Nomenclature Relating to Cranial Volume. Anomalies.—(In regard to the method of directly measuring or calculating the cranial capacity, and of taking and estimating the measurements of the skull, see the section on Technique.)
Limits.—The cranial capacity, according to Deniker, has normally such a wide range of oscillation that the minimum is fully doubled by the maximum, the limits being respectively 1,100 and 2,200 cubic centimetres—these figures, however, including men of genius. Furthermore, the mean average capacity oscillates between limits that change according to race—not only because the cerebral volume may of itself constitute an ethnic characteristic (superior and inferior races) with which the form of the forehead is usually associated, but also because the cranial volume bears a certain relation to the stature, which is another factor that varies with the race.
Deniker gives the following mean averages of oscillations:
| Europeans | from 1,500 to 1,600 cu. cm. |
| Negroes | from 1,400 to 1,500 cu. cm. |
| Australians, Bushmen | from 1,250 to 1,350 cu. cm. |
The average difference of cranial capacity is 150 cubic centimetres less in woman than in man.

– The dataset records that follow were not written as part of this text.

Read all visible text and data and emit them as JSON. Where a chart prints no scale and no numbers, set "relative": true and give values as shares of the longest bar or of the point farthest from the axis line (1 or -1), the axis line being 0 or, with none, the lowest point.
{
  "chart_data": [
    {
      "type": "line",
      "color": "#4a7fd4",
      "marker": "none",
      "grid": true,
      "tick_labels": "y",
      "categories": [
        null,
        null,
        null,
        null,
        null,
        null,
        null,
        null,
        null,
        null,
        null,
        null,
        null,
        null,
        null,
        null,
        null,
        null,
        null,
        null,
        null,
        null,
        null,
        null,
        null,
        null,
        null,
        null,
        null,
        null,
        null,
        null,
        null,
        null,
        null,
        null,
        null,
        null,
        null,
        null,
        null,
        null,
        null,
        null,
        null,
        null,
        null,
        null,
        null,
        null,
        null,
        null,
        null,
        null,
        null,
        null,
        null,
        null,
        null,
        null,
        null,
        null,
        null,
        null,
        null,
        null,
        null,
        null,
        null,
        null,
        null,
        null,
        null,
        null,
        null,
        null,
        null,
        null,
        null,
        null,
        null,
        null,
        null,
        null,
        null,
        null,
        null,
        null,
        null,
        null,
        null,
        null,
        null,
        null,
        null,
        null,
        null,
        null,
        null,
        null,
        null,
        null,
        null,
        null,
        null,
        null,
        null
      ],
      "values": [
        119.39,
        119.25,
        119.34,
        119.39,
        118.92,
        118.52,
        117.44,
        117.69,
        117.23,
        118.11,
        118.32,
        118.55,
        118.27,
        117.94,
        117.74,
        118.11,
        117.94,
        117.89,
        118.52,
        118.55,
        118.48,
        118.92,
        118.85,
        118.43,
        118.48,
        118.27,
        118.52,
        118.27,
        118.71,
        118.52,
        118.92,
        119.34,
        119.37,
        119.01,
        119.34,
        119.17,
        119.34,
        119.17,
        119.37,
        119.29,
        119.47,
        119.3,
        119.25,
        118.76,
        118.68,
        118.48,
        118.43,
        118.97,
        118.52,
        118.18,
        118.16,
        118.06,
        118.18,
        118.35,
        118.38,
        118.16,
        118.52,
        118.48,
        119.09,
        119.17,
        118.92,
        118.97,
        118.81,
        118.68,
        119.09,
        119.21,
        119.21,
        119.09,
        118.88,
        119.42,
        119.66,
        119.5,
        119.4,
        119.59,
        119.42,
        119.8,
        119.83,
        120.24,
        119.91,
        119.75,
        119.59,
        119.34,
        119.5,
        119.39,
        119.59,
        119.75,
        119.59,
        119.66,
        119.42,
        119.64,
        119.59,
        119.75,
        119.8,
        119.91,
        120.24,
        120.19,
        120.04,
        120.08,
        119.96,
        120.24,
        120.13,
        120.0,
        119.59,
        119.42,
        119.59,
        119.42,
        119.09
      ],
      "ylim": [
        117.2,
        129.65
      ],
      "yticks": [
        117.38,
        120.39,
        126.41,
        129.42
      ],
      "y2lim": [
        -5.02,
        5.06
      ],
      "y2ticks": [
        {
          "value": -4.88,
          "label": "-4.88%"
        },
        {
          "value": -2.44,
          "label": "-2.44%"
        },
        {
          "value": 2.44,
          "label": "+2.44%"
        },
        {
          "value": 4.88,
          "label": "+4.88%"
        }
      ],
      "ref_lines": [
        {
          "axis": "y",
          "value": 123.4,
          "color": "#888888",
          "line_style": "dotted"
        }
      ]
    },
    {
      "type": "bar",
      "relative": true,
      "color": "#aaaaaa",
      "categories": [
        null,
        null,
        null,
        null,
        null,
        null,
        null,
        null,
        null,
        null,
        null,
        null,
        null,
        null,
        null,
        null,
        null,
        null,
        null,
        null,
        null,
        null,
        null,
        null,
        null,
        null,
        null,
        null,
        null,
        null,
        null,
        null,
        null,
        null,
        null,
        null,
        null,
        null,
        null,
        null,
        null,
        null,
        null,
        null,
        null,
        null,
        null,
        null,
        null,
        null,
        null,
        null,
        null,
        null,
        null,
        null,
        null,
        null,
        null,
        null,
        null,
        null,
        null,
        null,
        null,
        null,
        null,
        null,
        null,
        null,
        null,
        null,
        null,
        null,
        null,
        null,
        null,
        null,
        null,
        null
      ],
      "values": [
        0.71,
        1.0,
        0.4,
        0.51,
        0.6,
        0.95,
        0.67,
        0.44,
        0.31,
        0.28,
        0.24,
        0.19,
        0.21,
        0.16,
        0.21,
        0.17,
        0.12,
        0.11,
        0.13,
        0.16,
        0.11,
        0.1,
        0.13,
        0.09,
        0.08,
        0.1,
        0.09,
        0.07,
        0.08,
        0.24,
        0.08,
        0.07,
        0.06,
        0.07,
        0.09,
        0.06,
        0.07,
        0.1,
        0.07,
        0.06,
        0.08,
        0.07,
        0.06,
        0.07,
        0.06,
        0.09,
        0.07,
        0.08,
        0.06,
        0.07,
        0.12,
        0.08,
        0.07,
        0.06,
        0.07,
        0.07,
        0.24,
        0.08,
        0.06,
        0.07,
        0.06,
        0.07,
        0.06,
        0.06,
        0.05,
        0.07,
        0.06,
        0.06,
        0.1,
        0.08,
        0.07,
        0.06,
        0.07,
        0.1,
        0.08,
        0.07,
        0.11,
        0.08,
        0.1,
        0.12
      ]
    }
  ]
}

The following nomenclature for oscillations in cranial capacity was established by Topinard, based upon the figures and methods of Broca:
| Macrocephalic crania | from 1,950 cu. cm. upward |
| Large crania | from 1,950 to 1,650 cu. cm. |
| Medium or ordinary crania | from 1,650 to 1,450 cu. cm. |
| Small crania | from 1,450 to 1,150 cu. cm. |
| Microcephalic crania | from 1,150 cu. cm. downward |
To-day, however, the terms macrocephalic and microcephalic have come to be reserved for pathological cases. Virchow has introduced the term nanocephalic to designate normal crania of very small dimensions; while Sergi has adopted a binomial nomenclature, calling them eumetopic microcephalics, which signifies possessed of a fine forehead: since, as we have seen, it is precisely the shape of the forehead which determines normality. And in place of macrocephalic, we have for very large normal crania the new term megalocephalic.
Pathological terminology includes the following nomenclature: macrocephaly, sub-macrocephaly, submicrocephaly, microcephaly.
Microcephaly may fall as low as 800 cubic centimetres; macrocephaly may rise as high as 3,000 cubic centimetres, and at these extremes the volume alone is sufficient to denote the anomaly. But in many cases the volume may fall within the limits of normality; in such cases it is the pathological form and an examination of the patient which lead to the use of the term submicrocephalic in preference to that of nanocephalic, etc.